In 2019, the party leader became Maksym Holdarb The party failed to register its party list for the 2019 Ukrainian parliamentary election. Holdarb at the time was a host of Viktor Medvedchuk owned TV channel NewsOne and the KRT channel.

At the 7th Party Congress on 18 December 2021, a decision was made to change the name to the political party For a New Socialism. This name change was not officially re-registered. On 18 February 2022, in the prelude to the 2022 Russian invasion of Ukraine, Holdarb appealed through the US and UK embassies to the leadership of these countries "to compensate for the damage caused to our economy due to the military panic inspired by them". Holdarb fled Kyiv at the beginning of the full-scale 2022 Russian invasion of Ukraine and publicly supported the war against Ukraine.

On 20 March 2022, the party was one of several political parties suspended by the National Security and Defense Council of Ukraine during the Russian invasion of Ukraine, along with Derzhava, Left Opposition, Nashi, Opposition Bloc, Opposition Platform — For Life, Party of Shariy, Progressive Socialist Party of Ukraine, Socialist Party of Ukraine, and the Volodymyr Saldo Bloc. On 17 June 2022, the Eighth Administrative Court of Appeal banned the party. The property of the party and all its branches were transferred to the state. On 29 September 2022, the final appeal against the party's ban was dismissed by the Supreme Court of Ukraine, meaning that the party was fully banned in Ukraine.

==Ideology==
The party is considered to be left-wing and consists of former members of the Communist Party of Ukraine and Socialist Party of Ukraine. Union of Left Forces is a socialist party, although political observers note the highly left-wing populist character of it.

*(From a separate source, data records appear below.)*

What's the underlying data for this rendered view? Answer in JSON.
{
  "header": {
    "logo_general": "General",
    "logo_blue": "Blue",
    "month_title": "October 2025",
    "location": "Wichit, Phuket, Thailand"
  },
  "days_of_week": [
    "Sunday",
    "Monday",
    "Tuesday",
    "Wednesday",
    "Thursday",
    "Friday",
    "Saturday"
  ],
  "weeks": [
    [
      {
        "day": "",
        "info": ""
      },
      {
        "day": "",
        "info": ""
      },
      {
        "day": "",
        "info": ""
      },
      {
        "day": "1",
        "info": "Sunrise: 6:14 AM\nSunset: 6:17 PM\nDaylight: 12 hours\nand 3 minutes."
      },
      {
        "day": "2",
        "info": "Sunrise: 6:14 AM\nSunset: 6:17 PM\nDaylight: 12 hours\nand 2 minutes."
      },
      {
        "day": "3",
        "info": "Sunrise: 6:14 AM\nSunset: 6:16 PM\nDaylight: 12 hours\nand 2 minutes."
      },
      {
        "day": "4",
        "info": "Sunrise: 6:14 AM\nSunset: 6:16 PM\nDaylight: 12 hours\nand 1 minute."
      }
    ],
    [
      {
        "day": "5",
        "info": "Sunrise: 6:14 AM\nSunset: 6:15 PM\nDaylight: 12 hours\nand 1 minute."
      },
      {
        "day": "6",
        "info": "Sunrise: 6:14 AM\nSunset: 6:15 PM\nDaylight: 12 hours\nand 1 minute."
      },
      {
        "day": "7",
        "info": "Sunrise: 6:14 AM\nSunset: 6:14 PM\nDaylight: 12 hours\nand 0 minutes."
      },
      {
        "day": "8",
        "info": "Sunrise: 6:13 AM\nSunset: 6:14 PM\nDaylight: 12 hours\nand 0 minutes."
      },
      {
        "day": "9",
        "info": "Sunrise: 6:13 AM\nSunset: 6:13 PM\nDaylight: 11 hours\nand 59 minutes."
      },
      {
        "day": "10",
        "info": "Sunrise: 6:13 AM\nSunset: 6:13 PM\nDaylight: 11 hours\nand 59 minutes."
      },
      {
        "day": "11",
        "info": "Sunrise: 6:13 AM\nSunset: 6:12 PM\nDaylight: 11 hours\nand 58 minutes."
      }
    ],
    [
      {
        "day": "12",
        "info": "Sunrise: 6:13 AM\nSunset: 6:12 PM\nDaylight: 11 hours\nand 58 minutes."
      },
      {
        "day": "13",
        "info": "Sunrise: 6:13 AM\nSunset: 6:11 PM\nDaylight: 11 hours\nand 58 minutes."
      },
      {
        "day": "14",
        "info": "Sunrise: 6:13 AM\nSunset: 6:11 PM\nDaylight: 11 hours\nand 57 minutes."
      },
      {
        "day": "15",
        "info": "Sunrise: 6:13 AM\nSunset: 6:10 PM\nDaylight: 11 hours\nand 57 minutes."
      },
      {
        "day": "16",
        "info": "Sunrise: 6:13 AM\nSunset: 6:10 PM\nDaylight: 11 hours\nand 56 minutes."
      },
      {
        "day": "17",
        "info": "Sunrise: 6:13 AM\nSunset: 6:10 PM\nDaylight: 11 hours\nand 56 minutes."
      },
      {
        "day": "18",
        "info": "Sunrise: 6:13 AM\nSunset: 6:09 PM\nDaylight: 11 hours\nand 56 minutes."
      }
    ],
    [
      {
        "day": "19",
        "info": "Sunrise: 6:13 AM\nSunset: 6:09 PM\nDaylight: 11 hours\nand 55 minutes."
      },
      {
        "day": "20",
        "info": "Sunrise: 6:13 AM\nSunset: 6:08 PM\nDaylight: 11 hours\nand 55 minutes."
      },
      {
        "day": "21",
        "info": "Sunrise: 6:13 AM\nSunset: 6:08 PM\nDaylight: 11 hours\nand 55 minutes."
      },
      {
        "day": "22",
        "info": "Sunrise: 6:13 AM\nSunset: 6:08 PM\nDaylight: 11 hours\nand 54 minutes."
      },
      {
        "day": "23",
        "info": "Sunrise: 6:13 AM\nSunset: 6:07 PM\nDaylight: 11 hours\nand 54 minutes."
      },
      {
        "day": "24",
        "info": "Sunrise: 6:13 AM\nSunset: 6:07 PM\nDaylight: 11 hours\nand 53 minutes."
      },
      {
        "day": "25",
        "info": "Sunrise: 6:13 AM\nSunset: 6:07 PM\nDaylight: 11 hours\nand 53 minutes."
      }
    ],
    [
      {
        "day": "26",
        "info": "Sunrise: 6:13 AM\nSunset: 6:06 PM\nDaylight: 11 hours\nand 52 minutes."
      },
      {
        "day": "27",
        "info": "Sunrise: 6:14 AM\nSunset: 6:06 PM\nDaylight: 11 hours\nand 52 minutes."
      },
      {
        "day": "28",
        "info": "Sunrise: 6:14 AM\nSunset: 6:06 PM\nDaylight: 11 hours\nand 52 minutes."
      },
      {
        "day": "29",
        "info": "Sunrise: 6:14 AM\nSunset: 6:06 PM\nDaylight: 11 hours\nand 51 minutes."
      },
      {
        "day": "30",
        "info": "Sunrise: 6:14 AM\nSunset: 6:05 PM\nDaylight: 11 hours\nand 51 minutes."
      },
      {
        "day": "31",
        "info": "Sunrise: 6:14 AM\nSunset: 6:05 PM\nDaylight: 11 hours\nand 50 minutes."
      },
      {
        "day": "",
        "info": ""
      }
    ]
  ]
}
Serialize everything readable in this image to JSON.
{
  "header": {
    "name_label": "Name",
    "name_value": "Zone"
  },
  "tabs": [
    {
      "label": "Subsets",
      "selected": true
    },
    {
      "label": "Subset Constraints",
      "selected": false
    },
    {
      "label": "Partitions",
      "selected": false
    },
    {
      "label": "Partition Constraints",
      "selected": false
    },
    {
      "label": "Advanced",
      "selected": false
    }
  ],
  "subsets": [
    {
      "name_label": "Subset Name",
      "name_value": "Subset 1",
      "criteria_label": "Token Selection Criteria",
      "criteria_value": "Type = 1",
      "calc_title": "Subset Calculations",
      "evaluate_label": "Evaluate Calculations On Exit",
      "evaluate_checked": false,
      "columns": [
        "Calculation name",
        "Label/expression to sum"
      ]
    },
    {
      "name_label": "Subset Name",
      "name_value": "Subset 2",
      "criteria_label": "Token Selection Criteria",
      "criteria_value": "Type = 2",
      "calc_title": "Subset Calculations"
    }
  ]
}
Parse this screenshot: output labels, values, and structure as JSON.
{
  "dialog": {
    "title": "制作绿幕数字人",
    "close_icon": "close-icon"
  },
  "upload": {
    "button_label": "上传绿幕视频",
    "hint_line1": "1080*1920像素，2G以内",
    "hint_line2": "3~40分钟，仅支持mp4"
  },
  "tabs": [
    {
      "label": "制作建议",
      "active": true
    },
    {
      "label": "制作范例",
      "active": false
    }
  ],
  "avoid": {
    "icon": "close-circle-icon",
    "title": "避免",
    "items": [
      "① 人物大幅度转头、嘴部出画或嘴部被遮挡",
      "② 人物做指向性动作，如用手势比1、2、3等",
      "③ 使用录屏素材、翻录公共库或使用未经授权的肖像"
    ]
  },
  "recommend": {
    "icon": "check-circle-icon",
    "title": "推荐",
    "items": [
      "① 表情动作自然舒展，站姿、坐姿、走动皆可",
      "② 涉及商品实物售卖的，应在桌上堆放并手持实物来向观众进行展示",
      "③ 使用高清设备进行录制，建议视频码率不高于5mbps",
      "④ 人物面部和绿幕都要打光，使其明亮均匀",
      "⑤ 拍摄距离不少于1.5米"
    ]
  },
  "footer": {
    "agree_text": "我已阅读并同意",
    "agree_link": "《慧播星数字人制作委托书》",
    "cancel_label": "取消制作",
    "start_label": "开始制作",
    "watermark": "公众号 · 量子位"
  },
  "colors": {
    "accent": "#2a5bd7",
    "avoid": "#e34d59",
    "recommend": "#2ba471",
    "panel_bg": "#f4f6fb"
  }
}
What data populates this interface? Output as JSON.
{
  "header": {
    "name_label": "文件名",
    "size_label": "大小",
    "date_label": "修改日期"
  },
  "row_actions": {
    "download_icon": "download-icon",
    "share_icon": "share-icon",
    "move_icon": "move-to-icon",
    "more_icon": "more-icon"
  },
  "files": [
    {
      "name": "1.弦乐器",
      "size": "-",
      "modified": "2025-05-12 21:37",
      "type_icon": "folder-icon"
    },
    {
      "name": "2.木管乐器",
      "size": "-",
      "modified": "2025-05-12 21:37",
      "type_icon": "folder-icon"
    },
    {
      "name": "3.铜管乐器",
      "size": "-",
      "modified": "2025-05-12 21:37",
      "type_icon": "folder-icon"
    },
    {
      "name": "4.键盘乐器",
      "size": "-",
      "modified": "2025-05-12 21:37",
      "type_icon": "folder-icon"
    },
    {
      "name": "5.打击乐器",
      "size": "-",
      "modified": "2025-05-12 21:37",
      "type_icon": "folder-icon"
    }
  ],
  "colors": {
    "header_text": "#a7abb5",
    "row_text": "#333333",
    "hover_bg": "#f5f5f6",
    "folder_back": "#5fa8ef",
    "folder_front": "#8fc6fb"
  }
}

The main proposal of the party is 'socialization' of the Ukrainian economy. The Union of Left Forces also opposes Ukrainian membership in NATO and instead advocates for neutrality. It is a staunch opponent of decommunization laws implemented by the Ukrainian government, which was used to prohibit and take down all symbols associated with the Soviet Union and communism. One of the party's proposals is also to recognize Russian language as the second official language of Ukraine.

A unique proposal of the party is to create a "common security space" which would include both Russia and the European Union that Ukraine could be a part of. The party also advocates decentralization and believes that Ukraine should become a federalized country, where regions would be given extensive autonomy, especially in the matters of defining cultural policy - according to the party leader, this would allow to accommodate not only Russian-speaking Eastern regions, but also regions with their separate cultures such as Carpathian Ruthenia, Polesia and Crimea. The party also argues that Ukraine should implement the European Charter of regional and minority languages.